We’re talking about a country whose whole system is built upon solidarity – 9% of my salary pays for retirement pensions. Not for mine, but for the current retired people who paid for their fathers and grandmothers before me. For this system to work we need to trust others to do the same for us when time comes. I love this system. I don’t want to change it. I don’t want to pay for my pension and see less lucky people, who don’t have a stable job, slowly crumble when 65 comes. But one thing is sure : we won’t be able to sustain it if we’re too busy fighting over our little euros. If we’re too busy losing ourselves, our identity, over some selfish way of thinking. Because meanwhile, people are dying every day of awful living conditions, of poverty and of war and we let them and for what? FOR WHAT? Because it’s easier to stay blind and believe simplistic speeches than stop for one second and ask ourselves how can we look in the mirror every day and let people die? Because we don’t want to hear about it and start wondering what is so fucking special about us apart from our birth place?
I hate that nowadays, people who show basic human decency are called dumb, brainwashed liberals. Showing some kind of basic EMPATHY shouldn’t be political.
I hate that nowadays, you can’t express your fury and despair about the way the refugee crisis is handled without getting the sadly famous answer, “you can take them to your home if you’re so sad”.
THIS IS HARDLY THE POINT. I’m merely asking for my government to use the taxes I pay wisely, and by wisely I mean : yes, taking care of the refugees is an emergency.
I hate that people are feeling more offended over the 25€ per day that taking care of one refugee in an official center (in France) costs than the billions our politicians make every day while spreading cynical and hateful speeches.
I hate that I don’t recognize myself in my country anymore.
I hate that papers have to actually WRITE an article to remind people that no, it’s not okay to let insufferable comments under their news posts on Facebook.
I hate that so, so much.
I hate that we’re so fucking blind and selfish that thousands of deaths in the Mediterranean sea do not even create an electroshock effect on the European inhabitants.
I hate, hate, hate to read stupid comments comparing nowadays refugees to French people in 1940 and stating that “we stayed to fight”.
People. Please. It’s common knowledge that most French either collaborated or LET IT HAPPEN. The resistance fighters were amazing and deserve our recognition, but they weren’t that many before 1944/45.
I hate the ignorance that makes people say, “they’re not even from Syria! They’re from Soudan and Eritrea!” as if they were making some kind of point. HAVE YOU LOOKED AT WHAT IT MEANS TO LIVE IN ERITREA AND SOUDAN TODAY? HAVE YOU?
I hate that 4,500 refugees out of a population of 65,000,000 is called an invasion.
I hate that reading Saint Death made me think, oh my god, there too, oh my god.
Yes, I’ve been drawing similarities from the first page of Saint Death. Admittedly, I know nothing of the way the general market works in America, but let me infer from what I read and notice how similar our situations are. Whether in the US or in Europe, we let big societies tell us that it’s okay to exploit people if it’s for our own benefice, that it’s okay if they earn billions because really, they must have deserved it, right? They took their fate into their hands, right? Who cares if their rules are so unfair it makes me want to throw up, right? I mean, poor people wouldn’t have any job without these big societies, right?

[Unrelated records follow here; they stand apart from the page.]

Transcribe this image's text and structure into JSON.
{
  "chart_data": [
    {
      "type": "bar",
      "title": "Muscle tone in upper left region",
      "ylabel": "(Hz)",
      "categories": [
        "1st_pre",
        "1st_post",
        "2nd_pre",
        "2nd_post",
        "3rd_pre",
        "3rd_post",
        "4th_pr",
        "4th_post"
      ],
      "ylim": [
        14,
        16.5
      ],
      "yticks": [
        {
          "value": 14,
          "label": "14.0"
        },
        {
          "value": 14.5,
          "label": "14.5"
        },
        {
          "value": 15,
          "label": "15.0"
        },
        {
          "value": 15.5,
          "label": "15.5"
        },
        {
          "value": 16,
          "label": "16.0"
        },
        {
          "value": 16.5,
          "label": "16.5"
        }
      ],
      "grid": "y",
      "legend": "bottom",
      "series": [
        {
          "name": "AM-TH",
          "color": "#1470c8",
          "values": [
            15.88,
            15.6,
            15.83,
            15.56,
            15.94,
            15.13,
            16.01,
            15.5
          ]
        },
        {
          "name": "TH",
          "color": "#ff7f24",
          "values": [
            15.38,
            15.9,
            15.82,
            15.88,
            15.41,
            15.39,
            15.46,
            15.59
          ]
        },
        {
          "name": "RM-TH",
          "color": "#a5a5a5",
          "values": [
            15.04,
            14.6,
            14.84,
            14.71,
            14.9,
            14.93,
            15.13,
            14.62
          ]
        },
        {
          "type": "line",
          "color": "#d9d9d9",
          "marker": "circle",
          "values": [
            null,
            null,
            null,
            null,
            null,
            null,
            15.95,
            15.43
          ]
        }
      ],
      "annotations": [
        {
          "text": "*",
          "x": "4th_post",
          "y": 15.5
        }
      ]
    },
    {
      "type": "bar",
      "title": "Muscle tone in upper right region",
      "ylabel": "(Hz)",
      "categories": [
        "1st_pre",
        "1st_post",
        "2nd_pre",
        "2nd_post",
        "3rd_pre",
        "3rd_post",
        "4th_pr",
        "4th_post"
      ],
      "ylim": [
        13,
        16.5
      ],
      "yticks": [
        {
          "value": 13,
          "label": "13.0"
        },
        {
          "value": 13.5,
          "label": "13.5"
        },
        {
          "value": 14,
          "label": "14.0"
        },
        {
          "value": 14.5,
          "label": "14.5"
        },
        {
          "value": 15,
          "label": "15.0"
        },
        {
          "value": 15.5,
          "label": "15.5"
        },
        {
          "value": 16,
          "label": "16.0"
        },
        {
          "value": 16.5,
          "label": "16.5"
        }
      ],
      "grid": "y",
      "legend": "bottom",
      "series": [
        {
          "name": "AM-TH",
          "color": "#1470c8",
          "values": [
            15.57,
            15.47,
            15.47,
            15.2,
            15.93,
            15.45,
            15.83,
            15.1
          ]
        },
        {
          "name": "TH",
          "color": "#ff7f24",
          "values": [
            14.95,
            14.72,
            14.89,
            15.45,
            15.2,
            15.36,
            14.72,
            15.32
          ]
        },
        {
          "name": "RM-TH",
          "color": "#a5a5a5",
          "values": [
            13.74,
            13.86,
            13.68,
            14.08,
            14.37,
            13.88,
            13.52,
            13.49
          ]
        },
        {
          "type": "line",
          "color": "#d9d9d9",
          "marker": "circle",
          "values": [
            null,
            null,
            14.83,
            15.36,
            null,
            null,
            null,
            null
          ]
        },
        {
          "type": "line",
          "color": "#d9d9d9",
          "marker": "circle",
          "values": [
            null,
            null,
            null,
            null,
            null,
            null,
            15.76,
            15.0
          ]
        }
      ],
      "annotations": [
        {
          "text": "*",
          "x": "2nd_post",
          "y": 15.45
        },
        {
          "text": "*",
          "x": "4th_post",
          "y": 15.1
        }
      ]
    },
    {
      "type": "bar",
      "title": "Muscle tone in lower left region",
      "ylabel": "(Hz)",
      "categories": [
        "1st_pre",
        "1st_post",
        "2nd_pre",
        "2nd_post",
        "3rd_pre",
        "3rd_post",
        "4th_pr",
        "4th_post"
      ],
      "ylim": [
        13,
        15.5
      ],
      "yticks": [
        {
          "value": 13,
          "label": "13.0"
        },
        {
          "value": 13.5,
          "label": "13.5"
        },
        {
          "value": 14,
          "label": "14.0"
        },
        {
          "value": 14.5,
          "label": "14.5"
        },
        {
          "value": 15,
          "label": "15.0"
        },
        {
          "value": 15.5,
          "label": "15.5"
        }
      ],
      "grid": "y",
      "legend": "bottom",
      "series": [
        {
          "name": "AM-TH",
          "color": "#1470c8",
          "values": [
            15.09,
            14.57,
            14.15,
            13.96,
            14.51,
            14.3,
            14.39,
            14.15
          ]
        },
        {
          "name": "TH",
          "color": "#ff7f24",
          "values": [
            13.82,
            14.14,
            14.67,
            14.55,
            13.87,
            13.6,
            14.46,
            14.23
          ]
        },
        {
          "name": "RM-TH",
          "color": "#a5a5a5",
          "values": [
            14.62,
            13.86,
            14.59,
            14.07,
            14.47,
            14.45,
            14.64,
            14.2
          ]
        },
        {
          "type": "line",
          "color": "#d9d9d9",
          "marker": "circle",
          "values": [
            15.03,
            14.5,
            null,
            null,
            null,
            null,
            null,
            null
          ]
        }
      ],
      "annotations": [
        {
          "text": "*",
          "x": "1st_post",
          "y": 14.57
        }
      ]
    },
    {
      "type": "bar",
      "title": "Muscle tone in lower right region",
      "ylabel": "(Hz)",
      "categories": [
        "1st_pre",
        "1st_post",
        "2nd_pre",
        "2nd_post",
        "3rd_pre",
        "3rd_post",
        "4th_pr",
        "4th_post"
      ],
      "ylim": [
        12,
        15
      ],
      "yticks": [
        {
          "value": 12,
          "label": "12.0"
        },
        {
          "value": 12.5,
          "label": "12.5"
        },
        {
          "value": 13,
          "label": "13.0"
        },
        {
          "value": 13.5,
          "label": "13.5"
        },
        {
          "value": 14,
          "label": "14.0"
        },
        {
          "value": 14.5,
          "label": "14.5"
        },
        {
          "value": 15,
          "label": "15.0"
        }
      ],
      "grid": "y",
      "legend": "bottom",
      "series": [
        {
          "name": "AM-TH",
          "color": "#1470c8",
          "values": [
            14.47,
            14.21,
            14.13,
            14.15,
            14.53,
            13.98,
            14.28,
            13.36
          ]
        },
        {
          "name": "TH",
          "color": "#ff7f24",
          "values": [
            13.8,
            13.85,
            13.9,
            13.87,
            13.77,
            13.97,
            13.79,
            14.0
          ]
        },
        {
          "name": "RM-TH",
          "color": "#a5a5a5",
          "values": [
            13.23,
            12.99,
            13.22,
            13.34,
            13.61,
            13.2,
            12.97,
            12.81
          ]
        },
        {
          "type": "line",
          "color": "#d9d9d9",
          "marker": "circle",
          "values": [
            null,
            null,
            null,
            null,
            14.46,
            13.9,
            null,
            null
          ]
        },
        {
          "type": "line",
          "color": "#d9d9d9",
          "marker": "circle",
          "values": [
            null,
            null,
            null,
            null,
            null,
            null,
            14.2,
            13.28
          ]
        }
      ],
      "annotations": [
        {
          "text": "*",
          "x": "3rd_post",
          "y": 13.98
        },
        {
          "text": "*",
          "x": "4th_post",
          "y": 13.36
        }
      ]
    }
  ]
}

Well, I guess that the difference between France and the US is the general distrust we feel for big societies in general – but it changes nothing in the end.
We’re still letting people die at our doors and we’re washing our hands on it. More than the sole story of Arturo, as captivating and moving this story is, this is what Saint Death is about. This is also a really well-written and well-researched novel that draws you in and never lets you go. Please read it.